Le ciel se chargea brusquement de gros nuages d’orage, menaçants. Lorie avançait péniblement dans la boue et le vent embrouillait ses cheveux. Alors qu’elle pensait enfin atteindre la ville, le Roi fit apparaître devant elle une énorme crevasse remplie de crocodiles. Un peu de plus, et elle tombait dedans... Le Rat était de l’autre côté, avec sa chaussure volée ! Comment faire ? C’est alors que Lorie rencontra un mendiant qui faisait la manche. Il lui demanda de l'argent. Lorie n'avait plus grand chose sur elle, ses poches étant trouées et sa robe en lambeaux. Elle réunit malgré tout le peu de pièces qui lui restaient. L’homme la remercia en lui offrant un parapluie, qui, disait-il, lui permettrait de franchir la crevasse sans encombre. Il suffisait pour cela de l’ouvrir et elle s’envolerait.
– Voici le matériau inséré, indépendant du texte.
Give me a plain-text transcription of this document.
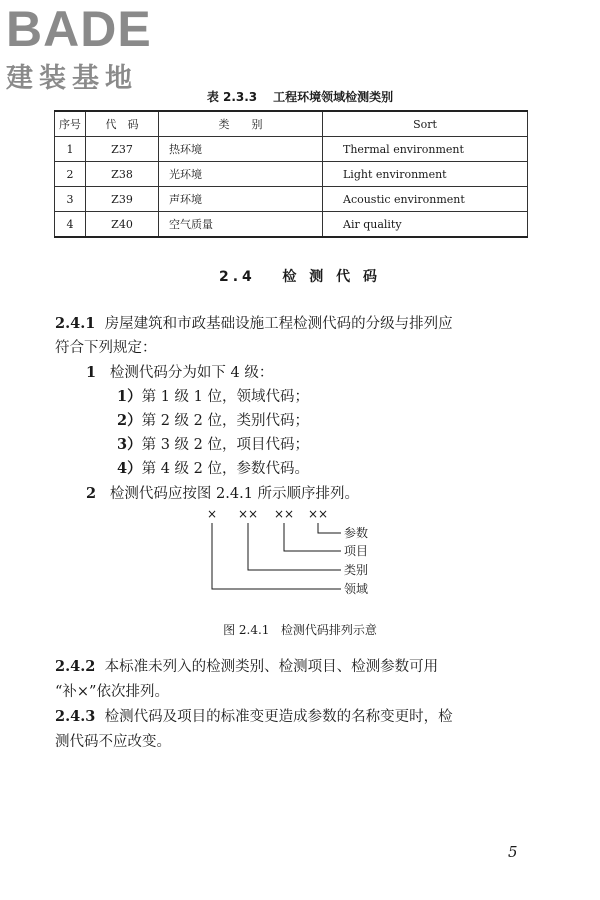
BADE
建装基地
表 2.3.3 工程环境领域检测类别
序号	代　码	类　　别	Sort
1	Z37	热环境	Thermal environment
2	Z38	光环境	Light environment
3	Z39	声环境	Acoustic environment
4	Z40	空气质量	Air quality
2.4 检 测 代 码
2.4.1 房屋建筑和市政基础设施工程检测代码的分级与排列应
符合下列规定：
1 检测代码分为如下 4 级：
1）第 1 级 1 位，领域代码；
2）第 2 级 2 位，类别代码；
3）第 3 级 2 位，项目代码；
4）第 4 级 2 位，参数代码。
2 检测代码应按图 2.4.1 所示顺序排列。
× ×× ×× ××
参数
项目
类别
领域
图 2.4.1 检测代码排列示意
2.4.2 本标准未列入的检测类别、检测项目、检测参数可用
“补×”依次排列。
2.4.3 检测代码及项目的标准变更造成参数的名称变更时，检
测代码不应改变。
5
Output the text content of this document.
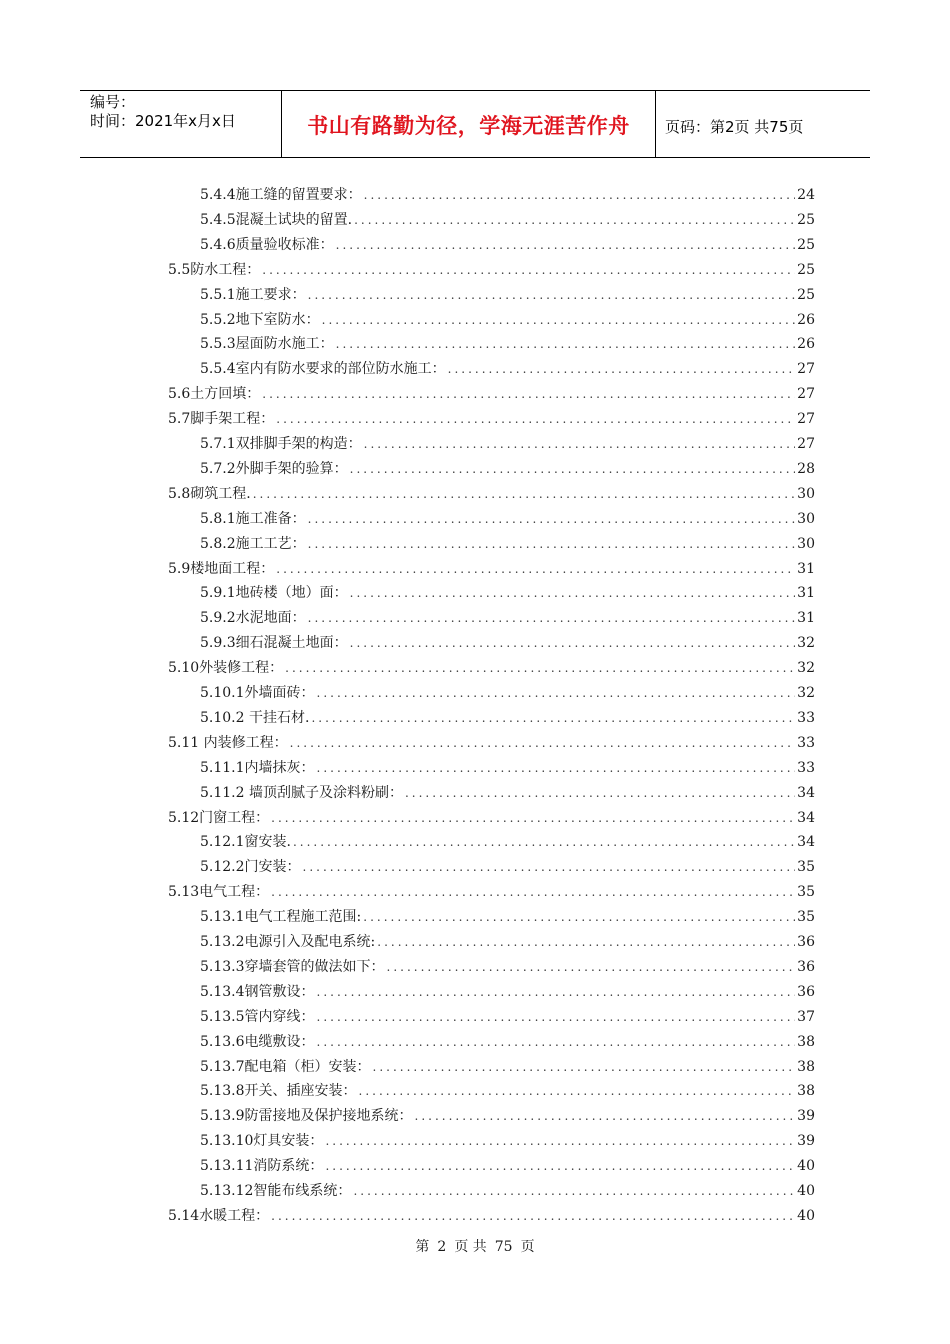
编号：
时间：2021年x月x日	书山有路勤为径，学海无涯苦作舟	页码：第2页 共75页
5.4.4施工缝的留置要求： .....	24
5.4.5混凝土试块的留置. .....	25
5.4.6质量验收标准： .....	25
5.5防水工程： .....	25
5.5.1施工要求： .....	25
5.5.2地下室防水： .....	26
5.5.3屋面防水施工： .....	26
5.5.4室内有防水要求的部位防水施工： .....	27
5.6土方回填： .....	27
5.7脚手架工程： .....	27
5.7.1双排脚手架的构造： .....	27
5.7.2外脚手架的验算： .....	28
5.8砌筑工程. .....	30
5.8.1施工准备： .....	30
5.8.2施工工艺： .....	30
5.9楼地面工程： .....	31
5.9.1地砖楼（地）面： .....	31
5.9.2水泥地面： .....	31
5.9.3细石混凝土地面： .....	32
5.10外装修工程： .....	32
5.10.1外墙面砖： .....	32
5.10.2 干挂石材. .....	33
5.11 内装修工程： .....	33
5.11.1内墙抹灰： .....	33
5.11.2 墙顶刮腻子及涂料粉刷： .....	34
5.12门窗工程： .....	34
5.12.1窗安装. .....	34
5.12.2门安装： .....	35
5.13电气工程： .....	35
5.13.1电气工程施工范围: .....	35
5.13.2电源引入及配电系统: .....	36
5.13.3穿墙套管的做法如下： .....	36
5.13.4钢管敷设： .....	36
5.13.5管内穿线： .....	37
5.13.6电缆敷设： .....	38
5.13.7配电箱（柜）安装： .....	38
5.13.8开关、插座安装： .....	38
5.13.9防雷接地及保护接地系统： .....	39
5.13.10灯具安装： .....	39
5.13.11消防系统： .....	40
5.13.12智能布线系统： .....	40
5.14水暖工程： .....	40
第 2 页 共 75 页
Lorie suivit ses indications et… elle passa de l’autre côté. Quand elle se retourna, la crevasse et les crocodiles avaient disparu. A la place s’étirait une prairie fleurie et au-dessus de cet endroit, les nuages noirs avaient laissé la place à un ciel bleu. Devant elle, à quelques pas tout au plus, le Rat l’attendait, avec sa chaussure.
Alors qu’elle pensait pouvoir poursuivre son chemin vers la ville, le Roi, qui avait de nouveau ouvert son Troisième œil, fit jaillir de terre un mur infranchissable. Au-dessus de la tête de Lorie, les éclairs fendirent le ciel et le tonnerre gronda. Comment faire… ? A côté de ce mur, il y avait un arbre, et sur cet arbre un perroquet. L'oiseau lui dit qu’il pourrait l’aider à condition qu’elle lui donne le beau pendentif qu’elle portait au cou. Or, c’était le seul souvenir de sa mère… Elle finit par accepter et le perroquet lui offrit une plume. Si elle caressait le mur avec cette plume, le mur s’écroulerait.
Lorie chatouilla le mur. Une brèche s'ouvrit, permettant à Lorie de se glisser de l’autre côté. Quand elle se retourna, il ne restait aucune trace du mur. Devant elle, la ville s’élevait maintenant, une ville complètement déserte.
![]() | A force de marcher, Lorie arriva près d’une maisonnette qui était à l’écart de la ville. Elle aperçut d’abord son jardinet, charmant, et qui débordait de fleurs. Elle ignorait que c’était la maison de sa mère et que celle-ci avait été chassée du château par le Roi qui l’avait trompée avec une autre femme qui avait pris place à ses côtés. Pendant toutes ces années, elle avait passé beaucoup de temps à apprivoiser un Rat et à lui apprendre à voler afin qu’il attire sa fille jusqu’à elle et qu’elle la retrouve enfin. La Princesse franchit le portillon du jardin, attirée par un chant. Etrangement, elle avait la sensation de le connaître. Elle se mit à le fredonner en même temps que la femme qui s’occupait de ses fleurs. Leurs voix se mêlèrent. |
Lors de leurs retrouvailles, l’ex-Reine raconta son histoire à la Princesse et celle-ci comprit pourquoi son père avait tant cherché à l’empêcher de la revoir : il ne voulait pas perdre la face devant Lorie. Au moment où, s'étant reconnues, elles s’étreignaient, le Troisième œil du Roi disparut, comme par enchantement. On entendit celles et ceux qui avaient été délivrés du sort lancé par le Roi sur la ville se réjouir : chants et danses se succédèrent pendant plusieurs jours. Lorie invita même son père le Roi et sa femme à venir les rejoindre, maintenant que les portes du château étaient ouvertes. Le Monarque regretta son égoïsme et ce qu’il avait fait. Il s’excusa auprès de tou(te)s pour avoir provoqué leur malheur. Lorie resta avec sa mère : elles avaient tellement de choses à se dire et à partager! Il fallait rattraper tout le temps perdu, sans perdre un instant!...
Voilà comment se termine cette histoire, et c'est bien comme ça.